One of the biggest problems I have had when developing my micromouse robots is creating sensors which work over the range of distances required and to a reasonable resolution. I have seen a couple of mice using red lasers so thought I would have a go.
I got a pile of 20mm long, about 5mm diameter red lasers from a random seller on ebay and plugged it into a microcontroller development board with a few additions; a potentiometer to adjust intensity and a red colour sensor (TSL250R). The colour sensor is a pretty basic affair – very similar to the IR photodiodes, just sensitive to visible red light. You can get this device in 3 different sensitivities, I got all three but only tried the highest sensitivity one.

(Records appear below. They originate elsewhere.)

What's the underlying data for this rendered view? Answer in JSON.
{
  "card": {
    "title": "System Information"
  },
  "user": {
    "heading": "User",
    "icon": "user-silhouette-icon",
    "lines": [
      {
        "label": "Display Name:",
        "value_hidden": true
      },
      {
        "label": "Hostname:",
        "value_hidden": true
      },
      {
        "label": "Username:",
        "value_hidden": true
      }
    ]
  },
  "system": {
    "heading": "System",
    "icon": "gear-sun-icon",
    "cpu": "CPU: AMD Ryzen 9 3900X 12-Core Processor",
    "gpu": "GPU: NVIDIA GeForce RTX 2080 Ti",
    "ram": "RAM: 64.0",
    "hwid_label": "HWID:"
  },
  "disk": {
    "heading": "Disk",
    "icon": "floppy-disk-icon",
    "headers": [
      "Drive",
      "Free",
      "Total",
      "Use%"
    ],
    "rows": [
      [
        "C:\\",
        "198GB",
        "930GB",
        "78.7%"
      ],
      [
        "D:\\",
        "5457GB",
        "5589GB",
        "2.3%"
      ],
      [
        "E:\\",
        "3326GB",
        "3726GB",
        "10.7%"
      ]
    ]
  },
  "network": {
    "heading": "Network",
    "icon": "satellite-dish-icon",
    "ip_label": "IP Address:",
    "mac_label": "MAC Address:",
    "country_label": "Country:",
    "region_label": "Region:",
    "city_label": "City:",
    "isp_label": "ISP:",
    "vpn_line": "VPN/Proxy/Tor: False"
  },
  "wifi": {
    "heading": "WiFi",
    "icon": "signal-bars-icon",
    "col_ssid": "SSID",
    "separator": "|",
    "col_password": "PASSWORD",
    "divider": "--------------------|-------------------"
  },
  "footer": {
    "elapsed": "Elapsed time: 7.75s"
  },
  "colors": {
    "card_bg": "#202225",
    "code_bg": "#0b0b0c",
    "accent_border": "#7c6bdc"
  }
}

Now the main motivation to use a laser is that the beam does not expand much over distance, so instead of having some messy interplay between the cone a normal LED creates and the reflected intensity of light, there is just reflected intensity. The dot it creates does change size over distance, so its about 2mm diameter at 10mm from the lens and maybe 4mm at 100mm. But it works! I got a few volts difference on the receiver output over a 160mm range.
BUT there is a problem, not a huge one mind; Under normal circumstances when an LED sensor is looking perpendicuar at a wall the receiver is nearly always covered in the reflected light. Problem with the small focused dot is that is does not form a cone which covers the sensor. Due to the configuration shown in the photo above you can see the reflected dot on the receiver, this saturates the sensor and makes the readings nearly useless. This is overcome by mounting the receiver vertical to the laser, but a wobbly wall or ultra reflective walls could still potentially cause a lot of problems.
The other problem is the lasers’ size – they are huge and fairly heavy. I am sure there are smaller ones somewhere, I’ve just not found them anywhere. But watch this space!